Philosopher Albert Camus on This Day in History

 

This Day in History: Author and philosopher Albert Camus was awarded the Nobel Prize in Literature on this day in 1957. Camus wrote that there "is but one truly serious philosophical problem, and that is suicide. Judging whether life is or is not worth living amounts to answering the fundamental question of philosophy." He told a sad & poignant story of a building manager who had killed himself because he had lost his daughter five years before, which greatly changed him and that the experience had “undermined” him. According to Camus "A more exact word cannot be imagined.

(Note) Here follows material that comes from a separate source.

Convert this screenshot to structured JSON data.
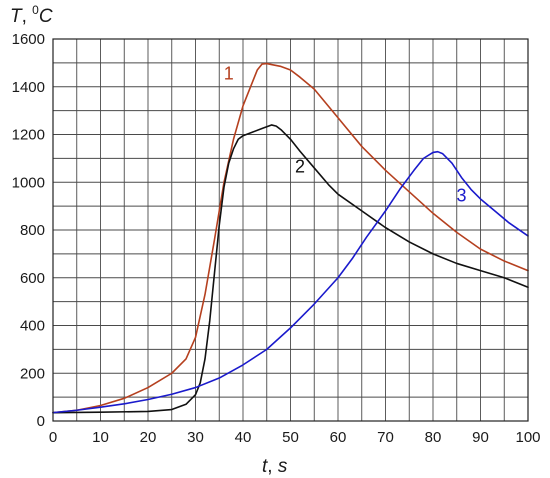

Beginning to think is beginning to be undermined."

Though he once was a Communist, he dropped that ideology in favor of freedom:

"The real passion of the twentieth century is servitude."

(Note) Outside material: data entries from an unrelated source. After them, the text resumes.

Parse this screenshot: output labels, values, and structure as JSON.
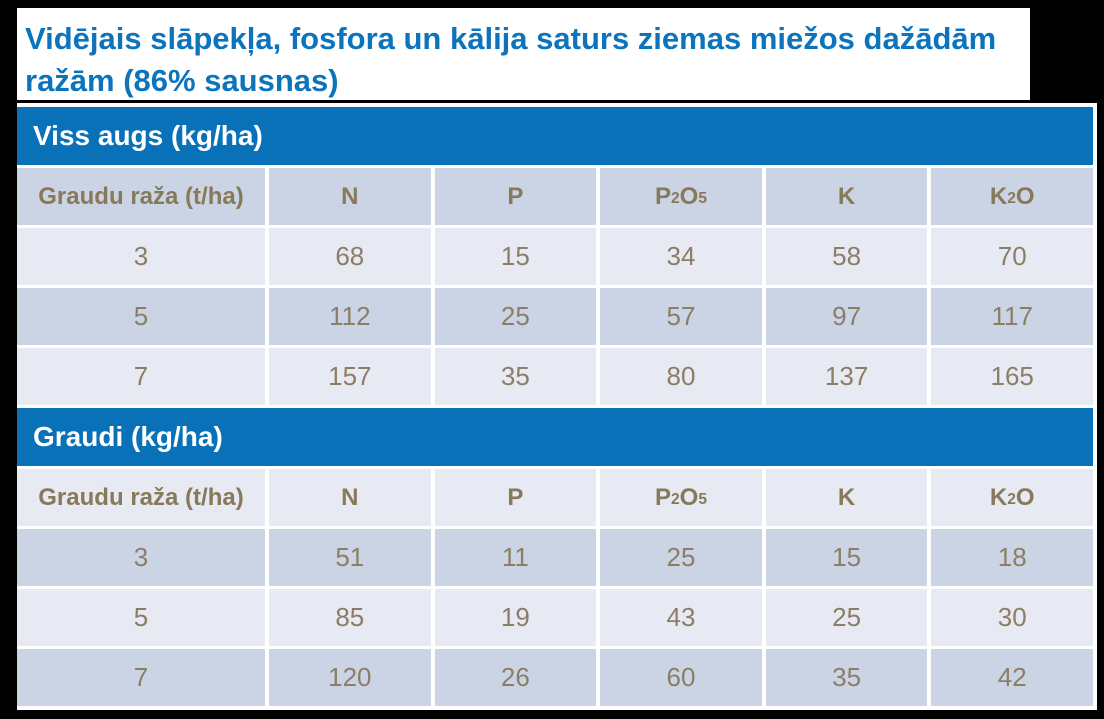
{
  "page": {
    "background_color": "#000000",
    "slide_background": "#ffffff"
  },
  "title": {
    "text": "Vidējais slāpekļa, fosfora un kālija saturs ziemas miežos dažādām ražām (86% sausnas)",
    "color": "#0c74bd"
  },
  "table": {
    "accent_color": "#0971b8",
    "band_light_color": "#e7eaf2",
    "band_dark_color": "#cbd4e4",
    "header_text_color": "#87795a",
    "data_text_color": "#8c7e66",
    "sections": [
      {
        "id": "viss-augs",
        "header": "Viss augs (kg/ha)",
        "columns": [
          "Graudu raža (t/ha)",
          "N",
          "P",
          "P₂O₅",
          "K",
          "K₂O"
        ],
        "banding": [
          "dark",
          "light",
          "dark",
          "light"
        ],
        "rows": [
          [
            "3",
            "68",
            "15",
            "34",
            "58",
            "70"
          ],
          [
            "5",
            "112",
            "25",
            "57",
            "97",
            "117"
          ],
          [
            "7",
            "157",
            "35",
            "80",
            "137",
            "165"
          ]
        ]
      },
      {
        "id": "graudi",
        "header": "Graudi (kg/ha)",
        "columns": [
          "Graudu raža (t/ha)",
          "N",
          "P",
          "P₂O₅",
          "K",
          "K₂O"
        ],
        "banding": [
          "light",
          "dark",
          "light",
          "dark"
        ],
        "rows": [
          [
            "3",
            "51",
            "11",
            "25",
            "15",
            "18"
          ],
          [
            "5",
            "85",
            "19",
            "43",
            "25",
            "30"
          ],
          [
            "7",
            "120",
            "26",
            "60",
            "35",
            "42"
          ]
        ]
      }
    ]
  },
  "chart_data": [
    {
      "type": "table",
      "title": "Viss augs (kg/ha)",
      "columns": [
        "Graudu raža (t/ha)",
        "N",
        "P",
        "P2O5",
        "K",
        "K2O"
      ],
      "rows": [
        [
          3,
          68,
          15,
          34,
          58,
          70
        ],
        [
          5,
          112,
          25,
          57,
          97,
          117
        ],
        [
          7,
          157,
          35,
          80,
          137,
          165
        ]
      ]
    },
    {
      "type": "table",
      "title": "Graudi (kg/ha)",
      "columns": [
        "Graudu raža (t/ha)",
        "N",
        "P",
        "P2O5",
        "K",
        "K2O"
      ],
      "rows": [
        [
          3,
          51,
          11,
          25,
          15,
          18
        ],
        [
          5,
          85,
          19,
          43,
          25,
          30
        ],
        [
          7,
          120,
          26,
          60,
          35,
          42
        ]
      ]
    }
  ]
}
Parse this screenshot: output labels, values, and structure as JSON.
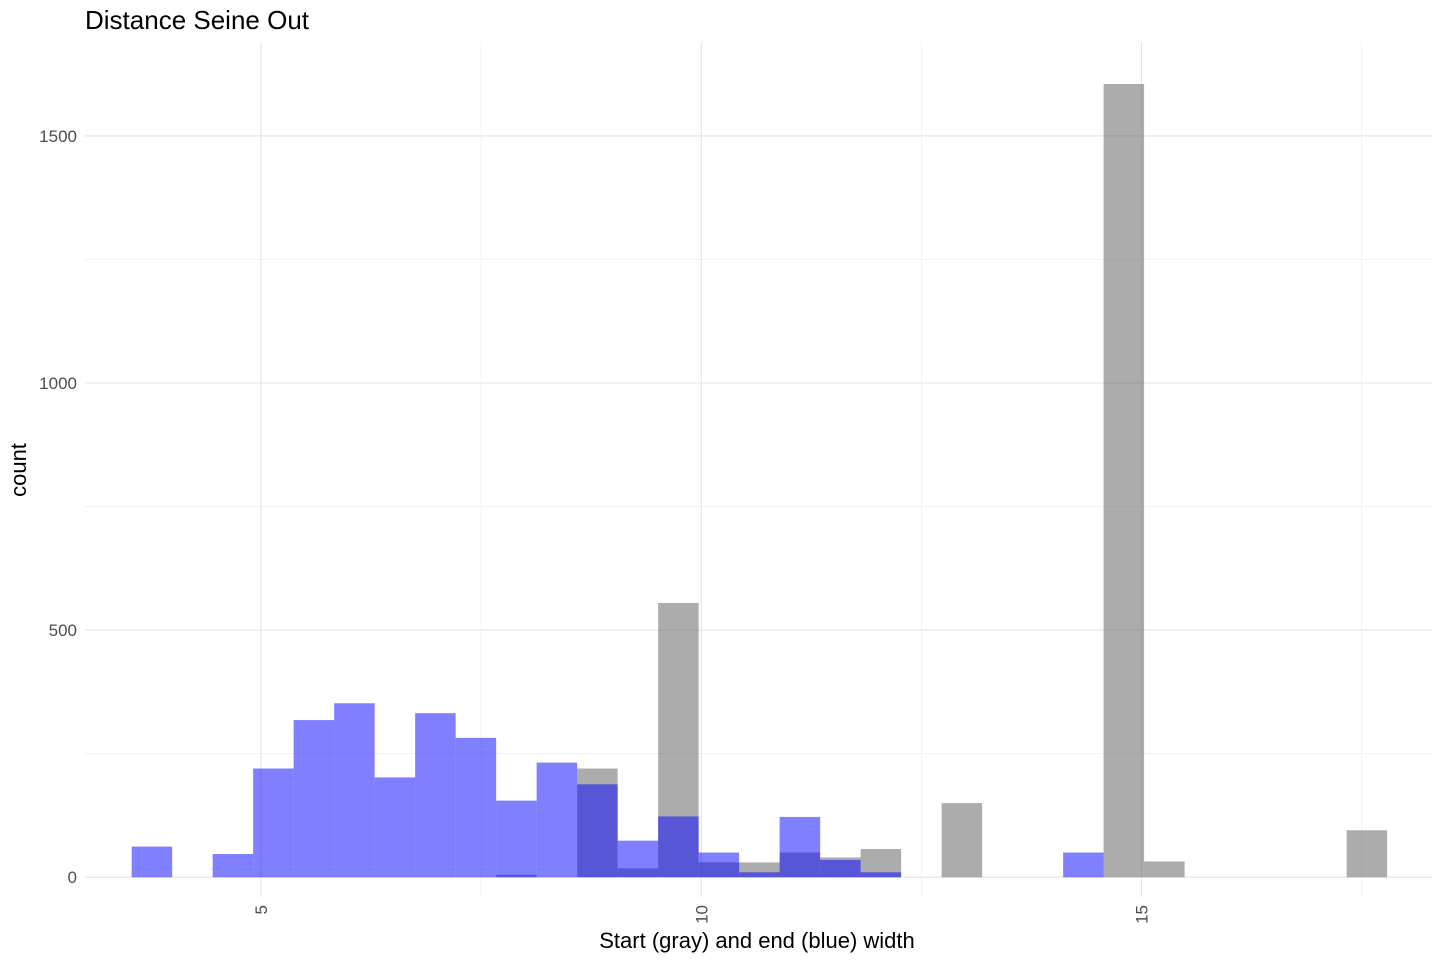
{
  "chart_data": {
    "type": "bar",
    "title": "Distance Seine Out",
    "xlabel": "Start (gray) and end (blue) width",
    "ylabel": "count",
    "xlim": [
      3.0,
      18.3
    ],
    "ylim": [
      -40,
      1690
    ],
    "grid": true,
    "bin_width": 0.46,
    "x_ticks": [
      {
        "value": 5,
        "label": "5"
      },
      {
        "value": 10,
        "label": "10"
      },
      {
        "value": 15,
        "label": "15"
      }
    ],
    "x_minor_ticks": [
      7.5,
      12.5,
      17.5
    ],
    "y_ticks": [
      {
        "value": 0,
        "label": "0"
      },
      {
        "value": 500,
        "label": "500"
      },
      {
        "value": 1000,
        "label": "1000"
      },
      {
        "value": 1500,
        "label": "1500"
      }
    ],
    "y_minor_ticks": [
      250,
      750,
      1250
    ],
    "series": [
      {
        "color": "#595959",
        "opacity": 0.5,
        "bins": [
          {
            "x": 7.9,
            "count": 5
          },
          {
            "x": 8.82,
            "count": 220
          },
          {
            "x": 9.28,
            "count": 18
          },
          {
            "x": 9.74,
            "count": 555
          },
          {
            "x": 10.2,
            "count": 30
          },
          {
            "x": 10.66,
            "count": 30
          },
          {
            "x": 11.12,
            "count": 50
          },
          {
            "x": 11.58,
            "count": 40
          },
          {
            "x": 12.04,
            "count": 57
          },
          {
            "x": 12.96,
            "count": 150
          },
          {
            "x": 14.8,
            "count": 1605
          },
          {
            "x": 15.26,
            "count": 32
          },
          {
            "x": 17.56,
            "count": 95
          }
        ]
      },
      {
        "color": "#0000ff",
        "opacity": 0.5,
        "bins": [
          {
            "x": 3.76,
            "count": 62
          },
          {
            "x": 4.68,
            "count": 47
          },
          {
            "x": 5.14,
            "count": 220
          },
          {
            "x": 5.6,
            "count": 318
          },
          {
            "x": 6.06,
            "count": 352
          },
          {
            "x": 6.52,
            "count": 202
          },
          {
            "x": 6.98,
            "count": 332
          },
          {
            "x": 7.44,
            "count": 282
          },
          {
            "x": 7.9,
            "count": 155
          },
          {
            "x": 8.36,
            "count": 232
          },
          {
            "x": 8.82,
            "count": 188
          },
          {
            "x": 9.28,
            "count": 74
          },
          {
            "x": 9.74,
            "count": 123
          },
          {
            "x": 10.2,
            "count": 50
          },
          {
            "x": 10.66,
            "count": 10
          },
          {
            "x": 11.12,
            "count": 122
          },
          {
            "x": 11.58,
            "count": 35
          },
          {
            "x": 12.04,
            "count": 10
          },
          {
            "x": 14.34,
            "count": 50
          }
        ]
      }
    ]
  }
}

"The only way to deal with an unfree world is to become so absolutely free that your very existence is an act of rebellion."

"Political utopias justified in advance any enterprises whatever."

"The welfare of the people…has always been the alibi of tyrants…giving the servants of tyranny a good conscience."

"The tyrannies of today…no longer admit of silence or neutrality…I am against."

"The only conception of freedom I can have is that of the prisoner or the individual in the midst of the state. The only one I know is freedom of thought and action."

"Absolute domination by the law does not represent liberty, but without law there is no freedom."

"Freedom is not a gift received from the State."

"Freedom is not a reward or a decoration…It’s a long distance race, quite solitary and very exhausting."

"Freedom is nothing else but a chance to get better, whereas enslavement is a certainty of the worse."

"Liberty ultimately seems to me, for societies and for individuals…the supreme good that governs all others."

"Is it possible…to reject injustice without ceasing to acclaim the nature of man and the beauty of the world? Our answer is yes."

"We have to live and let live in order to create what we are."

"The aim of art, the aim of a life can only be to increase the sum of freedom and responsibility to be found in every man and in the world. It cannot, under any circumstances, be to reduce or suppress that freedom."

"Without giving up anything on the plane of justice, yield nothing on the plane of freedom."

"More and more, when faced with the world of men, the only reaction is one of individualism. Man alone is an end unto himself."